A vida da Zaya nem sempre foi fácil. Os humanos com quem hoje vive recolheram-na de um canil, onde passava os dias fechada, na secção dos cães potencialmente perigosos, desde que fora encontrada amarrada a uma árvore, no meio do mato, esfomeada e com sinais de maus-tratos. Antes disso era uma “cadela de isco para lutas”, o que significa que os cães de combate eram-lhe atiçados, à laia de treino. Os dentes dela tinham sido limados, para não se poder defender, por isso servia “apenas como saco de pancada”. Um dia, quando já não precisavam dela, abandonaram-na à fome e ao frio.
As dentadas dos outros cães e as pancadas dos humanos deixaram cicatrizes físicas e psicológicas. Até hoje, a Zaya dificilmente tolera outros canídeos. Nos primeiros tempos na casa nova, assustava-se sempre que via uma mão mover-se na sua direcção, ou quando o dono tirava o cinto, com receio de ser agredida.
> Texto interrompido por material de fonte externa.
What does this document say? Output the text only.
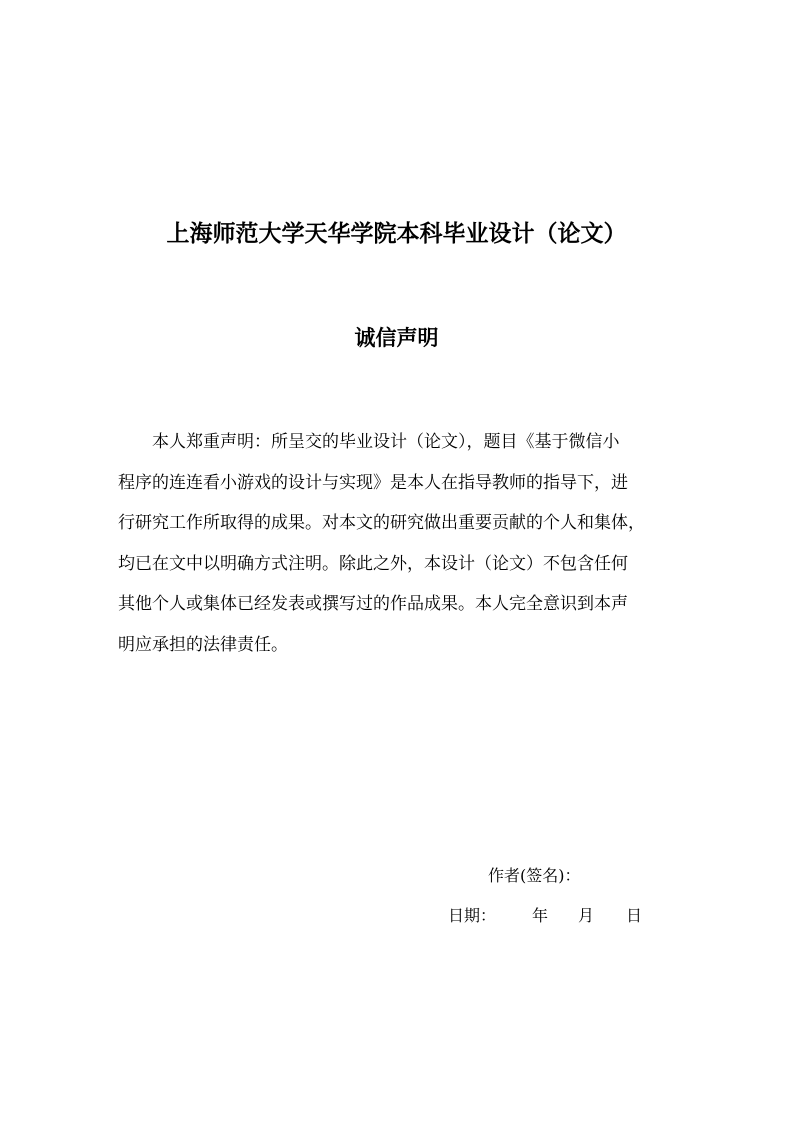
上海师范大学天华学院本科毕业设计（论文）
诚信声明
　　本人郑重声明：所呈交的毕业设计（论文），题目《基于微信小
程序的连连看小游戏的设计与实现》是本人在指导教师的指导下，进
行研究工作所取得的成果。对本文的研究做出重要贡献的个人和集体，
均已在文中以明确方式注明。除此之外，本设计（论文）不包含任何
其他个人或集体已经发表或撰写过的作品成果。本人完全意识到本声
明应承担的法律责任。
作者(签名)：
日期： 年 月 日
Além disso, havia um medo comovente de que o casal simpático que lhe dava biscoitos e fazia festinhas a abandonasse ou devolvesse ao canil. Mas este não é um livro triste, graças ao sarcasmo com que a Zaya analisa o comportamento humano. Sem papas na língua, dominando a arte de praguejar melhor que muita gente, ela disseca as relações humanas, as diferenças entre as pessoas e os cães, as noções de liberdade, o preconceito derivado da ignorância e do medo do desconhecido, os provérbios, as touradas, o desporto, a capacidade de mentir, o ciúme e a disponibilidade para amar. Segundo a sua adaptação de uma frase de Einstein, ”três coisas são infinitas: o universo, a estupidez humana e o amor de cão”.
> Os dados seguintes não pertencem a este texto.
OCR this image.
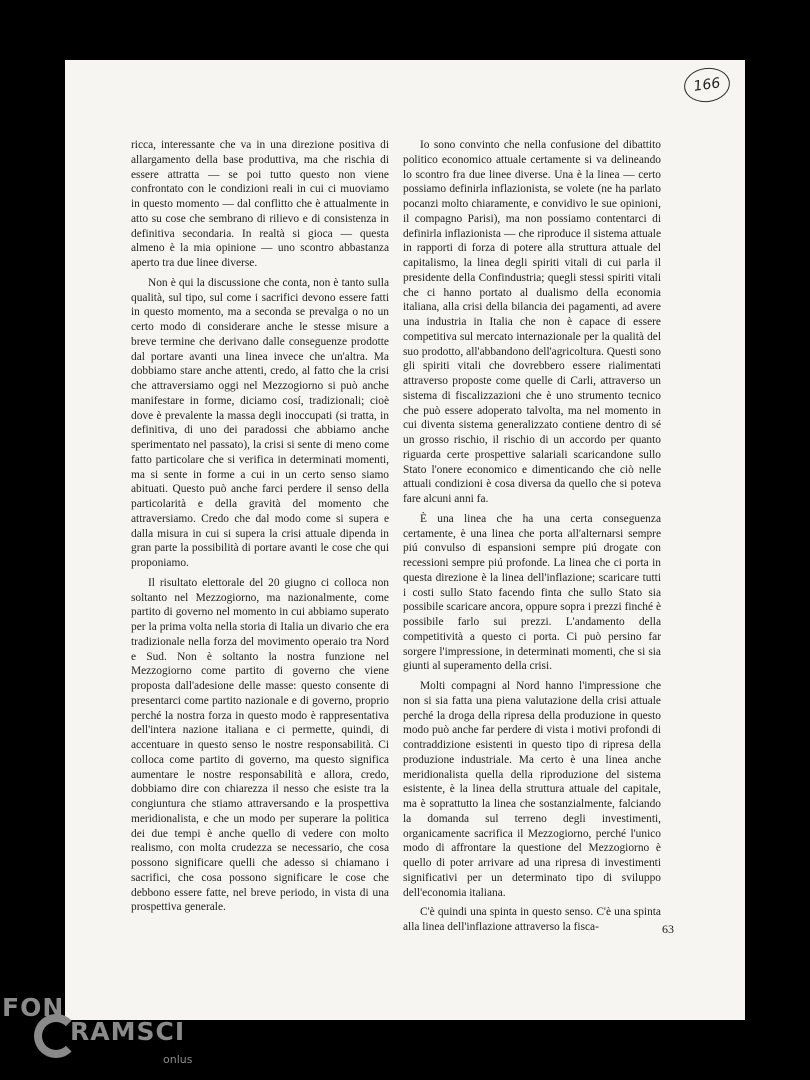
166

ricca, interessante che va in una direzione positiva di allargamento della base produttiva, ma che rischia di essere attratta — se poi tutto questo non viene confrontato con le condizioni reali in cui ci muoviamo in questo momento — dal conflitto che è attualmente in atto su cose che sembrano di rilievo e di consistenza in definitiva secondaria. In realtà si gioca — questa almeno è la mia opinione — uno scontro abbastanza aperto tra due linee diverse.

Non è qui la discussione che conta, non è tanto sulla qualità, sul tipo, sul come i sacrifici devono essere fatti in questo momento, ma a seconda se prevalga o no un certo modo di considerare anche le stesse misure a breve termine che derivano dalle conseguenze prodotte dal portare avanti una linea invece che un'altra. Ma dobbiamo stare anche attenti, credo, al fatto che la crisi che attraversiamo oggi nel Mezzogiorno si può anche manifestare in forme, diciamo cosí, tradizionali; cioè dove è prevalente la massa degli inoccupati (si tratta, in definitiva, di uno dei paradossi che abbiamo anche sperimentato nel passato), la crisi si sente di meno come fatto particolare che si verifica in determinati momenti, ma si sente in forme a cui in un certo senso siamo abituati. Questo può anche farci perdere il senso della particolarità e della gravità del momento che attraversiamo. Credo che dal modo come si supera e dalla misura in cui si supera la crisi attuale dipenda in gran parte la possibilità di portare avanti le cose che qui proponiamo.

Il risultato elettorale del 20 giugno ci colloca non soltanto nel Mezzogiorno, ma nazionalmente, come partito di governo nel momento in cui abbiamo superato per la prima volta nella storia di Italia un divario che era tradizionale nella forza del movimento operaio tra Nord e Sud. Non è soltanto la nostra funzione nel Mezzogiorno come partito di governo che viene proposta dall'adesione delle masse: questo consente di presentarci come partito nazionale e di governo, proprio perché la nostra forza in questo modo è rappresentativa dell'intera nazione italiana e ci permette, quindi, di accentuare in questo senso le nostre responsabilità. Ci colloca come partito di governo, ma questo significa aumentare le nostre responsabilità e allora, credo, dobbiamo dire con chiarezza il nesso che esiste tra la congiuntura che stiamo attraversando e la prospettiva meridionalista, e che un modo per superare la politica dei due tempi è anche quello di vedere con molto realismo, con molta crudezza se necessario, che cosa possono significare quelli che adesso si chiamano i sacrifici, che cosa possono significare le cose che debbono essere fatte, nel breve periodo, in vista di una prospettiva generale.

Io sono convinto che nella confusione del dibattito politico economico attuale certamente si va delineando lo scontro fra due linee diverse. Una è la linea — certo possiamo definirla inflazionista, se volete (ne ha parlato pocanzi molto chiaramente, e convidivo le sue opinioni, il compagno Parisi), ma non possiamo contentarci di definirla inflazionista — che riproduce il sistema attuale in rapporti di forza di potere alla struttura attuale del capitalismo, la linea degli spiriti vitali di cui parla il presidente della Confindustria; quegli stessi spiriti vitali che ci hanno portato al dualismo della economia italiana, alla crisi della bilancia dei pagamenti, ad avere una industria in Italia che non è capace di essere competitiva sul mercato internazionale per la qualità del suo prodotto, all'abbandono dell'agricoltura. Questi sono gli spiriti vitali che dovrebbero essere rialimentati attraverso proposte come quelle di Carli, attraverso un sistema di fiscalizzazioni che è uno strumento tecnico che può essere adoperato talvolta, ma nel momento in cui diventa sistema generalizzato contiene dentro di sé un grosso rischio, il rischio di un accordo per quanto riguarda certe prospettive salariali scaricandone sullo Stato l'onere economico e dimenticando che ciò nelle attuali condizioni è cosa diversa da quello che si poteva fare alcuni anni fa.

È una linea che ha una certa conseguenza certamente, è una linea che porta all'alternarsi sempre piú convulso di espansioni sempre piú drogate con recessioni sempre piú profonde. La linea che ci porta in questa direzione è la linea dell'inflazione; scaricare tutti i costi sullo Stato facendo finta che sullo Stato sia possibile scaricare ancora, oppure sopra i prezzi finché è possibile farlo sui prezzi. L'andamento della competitività a questo ci porta. Ci può persino far sorgere l'impressione, in determinati momenti, che si sia giunti al superamento della crisi.

Molti compagni al Nord hanno l'impressione che non si sia fatta una piena valutazione della crisi attuale perché la droga della ripresa della produzione in questo modo può anche far perdere di vista i motivi profondi di contraddizione esistenti in questo tipo di ripresa della produzione industriale. Ma certo è una linea anche meridionalista quella della riproduzione del sistema esistente, è la linea della struttura attuale del capitale, ma è soprattutto la linea che sostanzialmente, falciando la domanda sul terreno degli investimenti, organicamente sacrifica il Mezzogiorno, perché l'unico modo di affrontare la questione del Mezzogiorno è quello di poter arrivare ad una ripresa di investimenti significativi per un determinato tipo di sviluppo dell'economia italiana.

C'è quindi una spinta in questo senso. C'è una spinta alla linea dell'inflazione attraverso la fisca-	63
FON
RAMSCI
onlus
Alerta-se desde já os amantes de gatos para o facto de este livro conter parágrafos eventualmente chocantes. Também há frases que podem ferir a sensibilidade dos apreciadores de outras raças caninas. Embora se entretenha a filosofar sobre um mundo no qual os cães detivessem o poder, a Zaya não tem igual consideração por todos os membros da sua espécie.
Agora que está presente nas redes sociais, a Zaya almeja tornar-se influencer, para receber ração gratuita. Em relação à concorrência humana, considera que dispõe de grandes vantagens: tem mais de um par de maminhas e pode mostrá-las sem censura. Apesar de ter ficado um pouco convencida, por ter sido escolhida de entre todos os residentes do canil, não esquece as origens e está ciente de que a sua sorte só mudou devido à conjugação de muitas variáveis. Com a publicação do seu diário, espera levar os humanos a tratarem melhor todos os animais. Por cada livro vendido, será doado meio euro à SOS Animal, a associação que a resgatou.